Sagan begins by reminding readers that ancient peoples thought their daily lives intertwined with the larger cosmos. 

Our ancestors were eager to understand the world but had not quite stumbled upon the method.Carl Sagan

He laments that people do not feel close to the universe today, even though they have a superior method for understanding it: science. Sagan believes that when people understand science, they gain a sense of wonder. He, like many scientists, finds moving poetry in scientific theories and discoveries.

A Tiny Dot 

The cosmos is everything that exists. Sagan preaches that humanity’s future depends on how well it understands the cosmos. He returns often to a touchstone: He doubts that Earth is the only planet holding life. At the same time, Sagan recognizes that the biochemistry of evolution on Earth may be unique. 

Laws of Nature

Sagan explains that people live in a world that constantly changes, but that “laws of nature” – like gravity – govern all activities. He tells how ancient people read the sky to know when to hunt and harvest. Tracking the stars, Sagan accepts, led to a belief in astrology, which, the author asserts, is not science.
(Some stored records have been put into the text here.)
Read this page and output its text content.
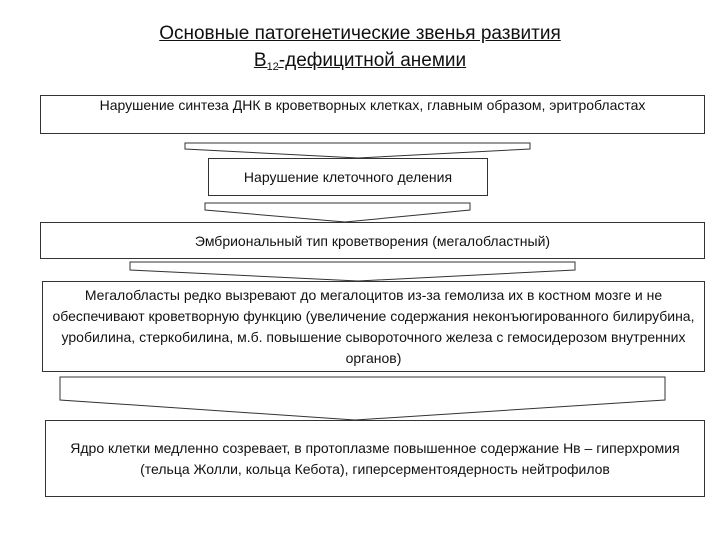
Основные патогенетические звенья развития
$В_{12}$-дефицитной анемии
Нарушение синтеза ДНК в кроветворных клетках, главным образом, эритробластах
Нарушение клеточного деления
Эмбриональный тип кроветворения (мегалобластный)
Мегалобласты редко вызревают до мегалоцитов из-за гемолиза их в костном мозге и не обеспечивают кроветворную функцию (увеличение содержания неконъюгированного билирубина, уробилина, стеркобилина, м.б. повышение сывороточного железа с гемосидерозом внутренних органов)
Ядро клетки медленно созревает, в протоплазме повышенное содержание Нв – гиперхромия (тельца Жолли, кольца Кебота), гиперсерментоядерность нейтрофилов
Sagan cites astrologers who were astronomers, such as Ptolemy, who lived in the second century and imagined the planets resting in spheres surrounding Earth. In 1543, Nicholas Copernicus posited the sun as the center of the universe. Isaac Newton, whom Sagan regards with awe, discovered inertia and gravity.

Time

Always seeking ways to make space comprehensible, Sagan compares space travel to early explorers who needed months to cross to America from Europe. He posits that spaceships could fly from Earth to Jupiter in one to two years, the time it took to sail from Holland to China in the 17th century. Sagan connects early exploration to new wealth in Europe, which fueled knowledge. He honors Holland for the development of the telescope and the microscope, which Sagan lyrically presents as extending the reach of the human senses.

Among many mind-boggling numbers, Sagan recounts that it takes light 30,000 years to travel from our sun to the center of the Milky Way. Travel from humanity’s home galaxy to the closest spiral galaxy, M31, would take light two million years. Voyager spacecraft travel at 1/10,000 as fast as light and would need, Sagan reveals, 40,000 years to reach the closest star.
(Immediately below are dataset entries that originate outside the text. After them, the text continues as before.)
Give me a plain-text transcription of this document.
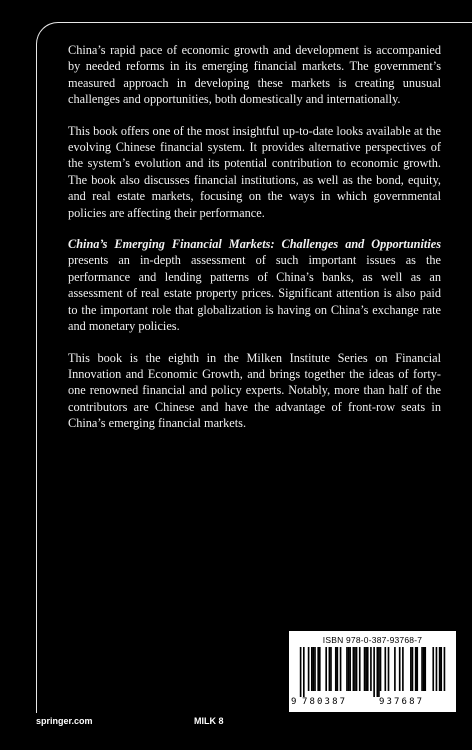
China’s rapid pace of economic growth and development is accompanied by needed reforms in its emerging financial markets. The government’s measured approach in developing these markets is creating unusual challenges and opportunities, both domestically and internationally.

This book offers one of the most insightful up-to-date looks available at the evolving Chinese financial system. It provides alternative perspectives of the system’s evolution and its potential contribution to economic growth. The book also discusses financial institutions, as well as the bond, equity, and real estate markets, focusing on the ways in which governmental policies are affecting their performance.

China’s Emerging Financial Markets: Challenges and Opportunities presents an in-depth assessment of such important issues as the performance and lending patterns of China’s banks, as well as an assessment of real estate property prices. Significant attention is also paid to the important role that globalization is having on China’s exchange rate and monetary policies.

This book is the eighth in the Milken Institute Series on Financial Innovation and Economic Growth, and brings together the ideas of forty-one renowned financial and policy experts. Notably, more than half of the contributors are Chinese and have the advantage of front-row seats in China’s emerging financial markets.

ISBN 978-0-387-93768-7
9 780387	937687
springer.com	MILK 8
What is magic about the speed of light?Carl Sagan

Evoking Einstein’s theory of special relativity, Sagan reports that time would slow for space travelers while moving at the usual pace back home. If a spaceship could accelerate at the force of one Earth gravity, Sagan reveals that it could travel to distant stars in a few subjective years. For example, such a ship could reach the center of the Milky Way in 21 years. However, the author reminds readers, 30,000 years would pass back on Earth.

The Big Bang

Sagan grapples with a subject confusing to most laypeople: the Big Bang, which happened 10 to 20 billion years ago. The author alludes to all energy and matter in a dense form, like a “cosmic egg.” After the Big Bang, the universe expanded in all directions.  Sagan turns to the Doppler Effect – which shows galaxies moving away from Earth – to certify the Big Bang. The author revels in the mystery of whether the universe will expand continually or collapse on itself.

Violence

Sagan regards the human tendency to violence as its most dangerous evolutionary holdover.
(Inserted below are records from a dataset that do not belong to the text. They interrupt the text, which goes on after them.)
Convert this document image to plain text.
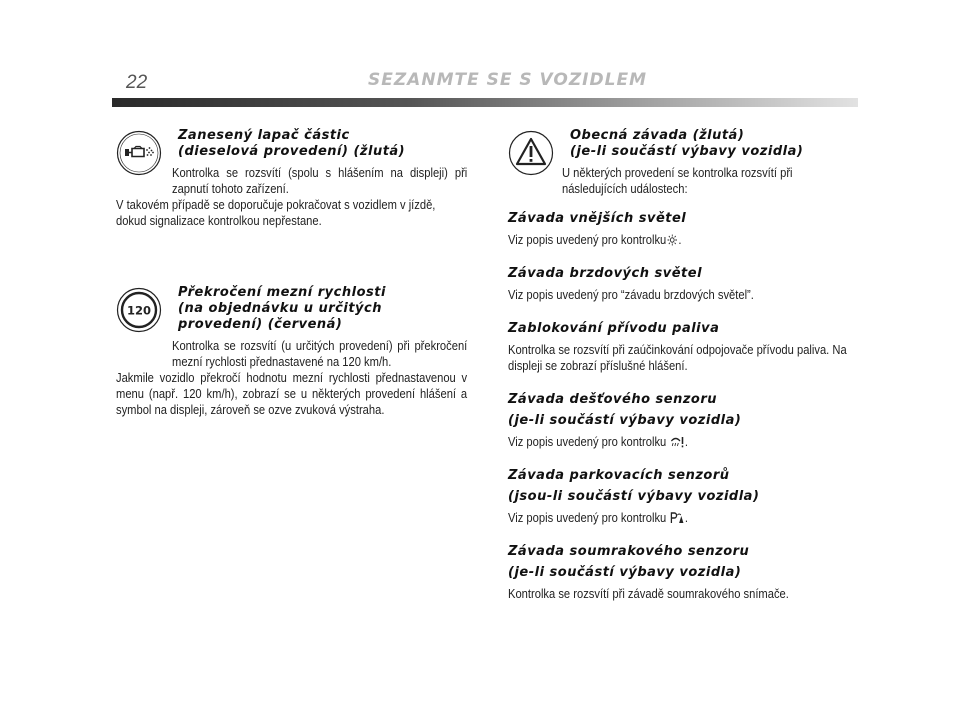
22	SEZANMTE SE S VOZIDLEM

Zanesený lapač částic

(dieselová provedení) (žlutá)

Kontrolka se rozsvítí (spolu s hlášením na displeji) při zapnutí tohoto zařízení.

V takovém případě se doporučuje pokračovat s vozidlem v jízdě, dokud signalizace kontrolkou nepřestane.

120

Překročení mezní rychlosti

(na objednávku u určitých

provedení) (červená)

Kontrolka se rozsvítí (u určitých provedení) při překročení mezní rychlosti přednastavené na 120 km/h.

Jakmile vozidlo překročí hodnotu mezní rychlosti přednastavenou v menu (např. 120 km/h), zobrazí se u některých provedení hlášení a symbol na displeji, zároveň se ozve zvuková výstraha.

Obecná závada (žlutá)

(je-li součástí výbavy vozidla)

U některých provedení se kontrolka rozsvítí při následujících událostech:

Závada vnějších světel

Viz popis uvedený pro kontrolku .

Závada brzdových světel

Viz popis uvedený pro “závadu brzdových světel”.

Zablokování přívodu paliva

Kontrolka se rozsvítí při zaúčinkování odpojovače přívodu paliva. Na displeji se zobrazí příslušné hlášení.

Závada dešťového senzoru

(je-li součástí výbavy vozidla)

Viz popis uvedený pro kontrolku .

Závada parkovacích senzorů

(jsou-li součástí výbavy vozidla)

Viz popis uvedený pro kontrolku .

Závada soumrakového senzoru

(je-li součástí výbavy vozidla)

Kontrolka se rozsvítí při závadě soumrakového snímače.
The Earth is a tiny and fragile world. It needs to be cherished.Carl Sagan

The author returns to his theme of existence springing from a particular and random cosmic history. A few million years ago, humans didn’t exist. Sagan asks poignantly: Will there be humans in a few million years more? The author urges people to recognize their commonalities, embrace science and commit to exploring the cosmos.

Passion

Sagan is passionate, articulate, voluble and apparently inexhaustible. He writes like an evangelist, anxious for everyone to find the same wonder and joy he finds in the stars and in Earth’s evolution. At times his prose might wear you out; other times it might make your heart sing. Sagan has a mission: to instill in you the thrill he finds in outer space and in the science that reveals its inherent mysteries. He achieves this mission for children and adults. And, if you don’t feel like reading, the visuals of Cosmos will enthrall you.